I moved Johnny towards the stage, the identical approach I moved myself towards one every evening in my earlier life, when there may as nicely have been a W key I used to be urgent. And it was a smaller venue, the sorts I’d play on tour—random, no-name locations, only a stage with amps, drums, musicians, the odor of booze, cigarettes, weed, loud voices, even louder guitars, and the strangest fucking individuals you’ll ever meet. I wasn’t simply immersed within the sport; this was principally a reminiscence from my very own life.

When Johnny says into the mic, “I’m right here to say goodbye,” it jogged my memory of the final present I performed earlier than quitting tour life. And simply as that evening ended violently for Johnny, so did my very own last present throughout that chapter. Filled with rage in regards to the music trade and my place in it, I threw my guitar towards the wall and give up the band a number of quick days later.
My departure meant the dying of the band, an costly, formidable mission. “So that you’re simply going to fucking burn this all down?” a bandmate requested me once I give up. Yeah. Just like the Arasaka Towers, I did.
However in 2020 these reminiscences had been almost 4 years previous. I had come out as a girl, prepared to start out medical transition, and was residing my life anew. And like Johnny glitching himself into existence to hang-out V, so did my former life bedevil me. For the primary yr and a half of transition it was a trial to even contact a guitar.

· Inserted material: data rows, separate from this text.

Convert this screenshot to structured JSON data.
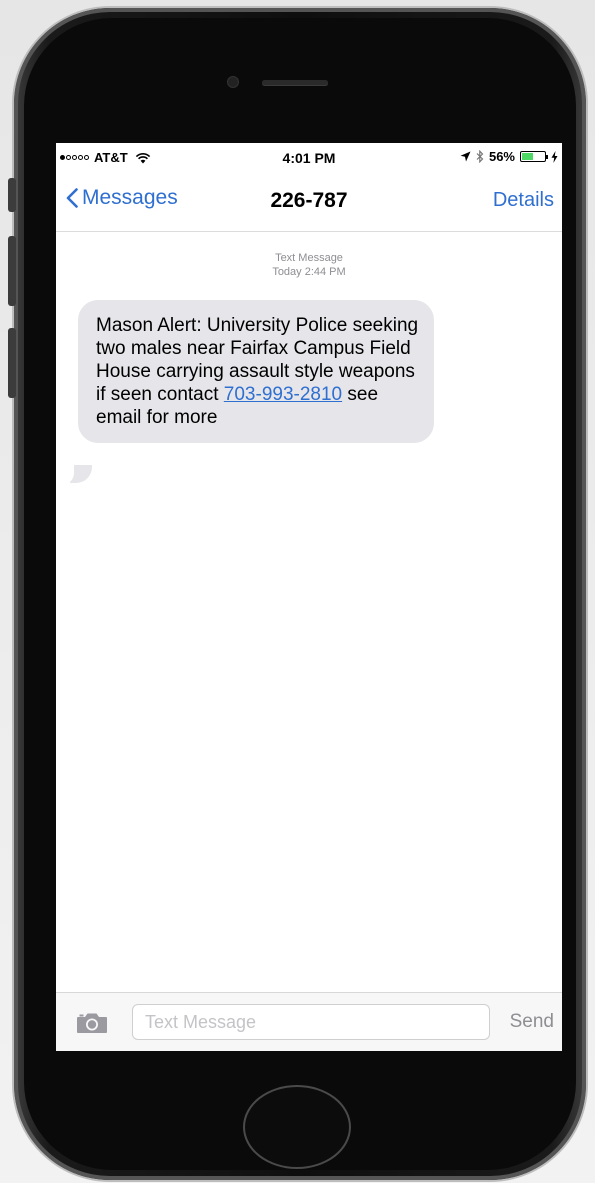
{
  "status_bar": {
    "carrier": "AT&T",
    "time": "4:01 PM",
    "battery_percent": "56%",
    "battery_level": 0.56,
    "signal_bars": 1,
    "signal_total": 5,
    "icons": [
      "wifi-icon",
      "location-icon",
      "bluetooth-icon",
      "battery-icon",
      "charging-icon"
    ]
  },
  "nav": {
    "back_label": "Messages",
    "title": "226-787",
    "details_label": "Details"
  },
  "conversation": {
    "meta_type": "Text Message",
    "meta_time": "Today 2:44 PM",
    "message": {
      "text_before": "Mason Alert: University Police seeking two males near Fairfax Campus Field House carrying assault style weapons if seen contact ",
      "link": "703-993-2810",
      "text_after": " see email for more"
    }
  },
  "compose": {
    "placeholder": "Text Message",
    "value": "",
    "send_label": "Send"
  },
  "colors": {
    "accent": "#2f6fd0",
    "bubble": "#e5e5ea",
    "battery": "#4cd964"
  }
}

To take action would simply summon my very own Johnny Silverhand, interrupting me and fucking with my sense of actuality and id. And like V, I had a option to make.

Been good to know ya
Cyberpunk 2077’s narrative was usually fantastical sufficient that I might separate it from my very own life and simply eat it as a chunk of science-fiction media. However each interplay with Johnny Silverhand made it too arduous to disregard the plain query I’d been wrestling with and would proceed to wrestle with: Do I select hostility or grace when confronted with features of my life that make me uncomfortable? Do I study to make peace with this undesirable “different” self, or do I inform him to fuck off? Do I give in and simply let this different id take the wheel? Or do I simply eat drugs, take blockers, and see what occurs?
In that first Cyberpunk playthrough, I selected to let Johnny go off with Alt into the void of the online, the identical as how I selected to lastly let go of my previous self after years of attempting to make it work, of promising myself it’d be superb. V initially thought she might simply let him have her physique, till she realized she couldn’t. It’s arduous to observe that last second with Johnny, the place she simply lets him go, falling away to an unsure future on her personal. I cry each time. However I needed to do it.
I made the identical alternative with my very own false assemble, the rockerboy I left behind.